Before I can celebrate, I catch the lyrics of its disjointed melody.
The Northerly sings only two words, repeating them with a thundering authority.
Not a suggestion.
A command.
Let go.
My Westerly joins the song.
So does the Easterly.
And when I chance a look at Gus, he’s mouthing,
Trust the wind.
I tighten my grip, not sure I can risk his life again. He’s far too weak to brave these torrents on his own.
But we’d never have gotten this far if the wind wasn’t on our side. . . .
It takes five steadying breaths before I pull my fingers slowly from Gus’s and let the drafts rip us apart, slamming us into opposite walls. Pain screams through my back as the cuts Raiden gave me tear open.
But as the shock fades, I realize:
We’re no longer moving.
Somehow, on our own, we’re able to stand against the relentless winds.
Leave it to Raiden to turn his fortress into a game of everyone for themselves.
“I’m pretty sure my insides have frozen,” Gus says, dropping to his knees and clutching his stomach.
“Mine too.” I press my ear against the stones, trying to get a read on our location. “The drafts are drowning out the Shredder. But if we walk against the wind, it should lead us back to where we entered.”
“The Stormers will be waiting for us there,” Gus reminds me.
“I’m sure they will. But it sounded like there’s only one way in or out of this place.”
“That doesn’t make sense. This wind has to go somewhere.”

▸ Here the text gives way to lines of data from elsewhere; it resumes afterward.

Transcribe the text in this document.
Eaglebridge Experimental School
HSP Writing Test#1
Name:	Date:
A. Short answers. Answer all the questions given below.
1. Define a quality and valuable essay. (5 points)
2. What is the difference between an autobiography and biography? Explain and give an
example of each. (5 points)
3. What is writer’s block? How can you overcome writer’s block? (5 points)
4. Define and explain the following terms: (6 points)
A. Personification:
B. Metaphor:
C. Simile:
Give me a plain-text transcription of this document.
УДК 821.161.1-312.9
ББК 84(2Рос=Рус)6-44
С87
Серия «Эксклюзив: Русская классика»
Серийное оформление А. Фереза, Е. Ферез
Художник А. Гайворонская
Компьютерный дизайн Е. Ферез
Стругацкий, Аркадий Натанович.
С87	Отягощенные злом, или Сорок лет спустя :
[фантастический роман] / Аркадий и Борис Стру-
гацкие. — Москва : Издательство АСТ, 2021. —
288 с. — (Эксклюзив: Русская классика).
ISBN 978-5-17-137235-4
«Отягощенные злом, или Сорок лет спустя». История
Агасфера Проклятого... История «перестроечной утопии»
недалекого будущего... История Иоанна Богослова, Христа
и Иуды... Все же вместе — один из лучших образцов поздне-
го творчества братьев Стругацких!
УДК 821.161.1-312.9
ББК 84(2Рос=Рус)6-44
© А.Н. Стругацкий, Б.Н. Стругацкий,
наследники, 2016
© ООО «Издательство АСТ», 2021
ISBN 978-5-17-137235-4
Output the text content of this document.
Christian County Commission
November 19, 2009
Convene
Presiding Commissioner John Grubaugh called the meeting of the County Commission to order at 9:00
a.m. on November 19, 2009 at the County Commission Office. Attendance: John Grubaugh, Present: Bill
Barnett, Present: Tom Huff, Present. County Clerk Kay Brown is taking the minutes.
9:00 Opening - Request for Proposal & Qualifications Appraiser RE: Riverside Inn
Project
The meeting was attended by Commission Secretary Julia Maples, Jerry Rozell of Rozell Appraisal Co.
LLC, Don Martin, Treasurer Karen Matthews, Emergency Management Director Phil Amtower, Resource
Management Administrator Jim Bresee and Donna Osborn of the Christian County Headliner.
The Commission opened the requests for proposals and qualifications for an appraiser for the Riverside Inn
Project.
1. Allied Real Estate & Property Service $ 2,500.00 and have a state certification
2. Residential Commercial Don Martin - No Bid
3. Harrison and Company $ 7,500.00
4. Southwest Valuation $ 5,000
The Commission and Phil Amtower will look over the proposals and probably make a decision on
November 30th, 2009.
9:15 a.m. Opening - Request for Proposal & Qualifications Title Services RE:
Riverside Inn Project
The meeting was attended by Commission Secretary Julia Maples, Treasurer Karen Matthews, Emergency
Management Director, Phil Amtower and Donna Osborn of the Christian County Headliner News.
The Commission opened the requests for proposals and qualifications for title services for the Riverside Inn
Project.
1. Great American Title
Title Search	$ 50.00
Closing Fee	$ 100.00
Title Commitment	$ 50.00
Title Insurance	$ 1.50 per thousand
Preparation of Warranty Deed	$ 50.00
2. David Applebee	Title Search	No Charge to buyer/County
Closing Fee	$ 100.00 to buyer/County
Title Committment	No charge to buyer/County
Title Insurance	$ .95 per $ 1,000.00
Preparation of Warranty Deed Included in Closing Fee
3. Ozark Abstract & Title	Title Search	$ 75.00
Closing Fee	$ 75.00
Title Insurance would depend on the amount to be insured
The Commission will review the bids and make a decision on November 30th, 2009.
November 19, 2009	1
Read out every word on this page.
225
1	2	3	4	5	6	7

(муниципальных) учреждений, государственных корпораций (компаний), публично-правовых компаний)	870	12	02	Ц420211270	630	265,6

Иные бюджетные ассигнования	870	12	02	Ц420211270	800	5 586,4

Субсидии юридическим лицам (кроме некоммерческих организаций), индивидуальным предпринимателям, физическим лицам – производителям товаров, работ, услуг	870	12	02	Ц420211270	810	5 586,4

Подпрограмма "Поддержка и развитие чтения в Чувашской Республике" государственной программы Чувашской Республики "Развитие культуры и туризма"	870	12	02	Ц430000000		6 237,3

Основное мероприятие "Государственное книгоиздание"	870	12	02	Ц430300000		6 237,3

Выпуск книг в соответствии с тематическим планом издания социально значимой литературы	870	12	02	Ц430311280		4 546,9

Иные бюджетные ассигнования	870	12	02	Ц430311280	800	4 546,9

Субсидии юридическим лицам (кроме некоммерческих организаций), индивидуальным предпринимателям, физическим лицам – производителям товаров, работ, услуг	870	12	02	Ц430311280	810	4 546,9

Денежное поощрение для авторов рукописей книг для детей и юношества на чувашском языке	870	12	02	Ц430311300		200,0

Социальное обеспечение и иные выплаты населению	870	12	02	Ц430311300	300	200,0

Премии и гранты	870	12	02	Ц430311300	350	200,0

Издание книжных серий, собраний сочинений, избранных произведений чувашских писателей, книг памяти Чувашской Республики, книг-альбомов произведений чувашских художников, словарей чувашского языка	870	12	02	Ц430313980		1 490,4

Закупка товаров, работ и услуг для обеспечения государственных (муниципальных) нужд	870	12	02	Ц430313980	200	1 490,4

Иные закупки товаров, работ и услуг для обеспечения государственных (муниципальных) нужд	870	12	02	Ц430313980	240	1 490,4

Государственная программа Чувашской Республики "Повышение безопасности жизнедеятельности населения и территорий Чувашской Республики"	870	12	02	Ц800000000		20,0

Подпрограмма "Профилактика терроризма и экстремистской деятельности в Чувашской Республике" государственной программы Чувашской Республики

My Westerly seems to agree, ending every verse of its song with
Charge forward!
But when we try to get moving, Gus’s legs collapse beneath him.
“You need to rest,” I say, resisting the urge to help. If I draw close, it would only send us airborne again.
“I’m fine,” Gus promises.
“I don’t think you realize how close you came to dying. I barely brought you back.”
“Yeah . . . about that.” His eyes lower to my lips, and my heart jumps into my throat.
He remembers. . . .
“I’m really sorry,” I mumble.
“For saving my life?”
“For triggering that trap in the first place, thinking I was being clever.”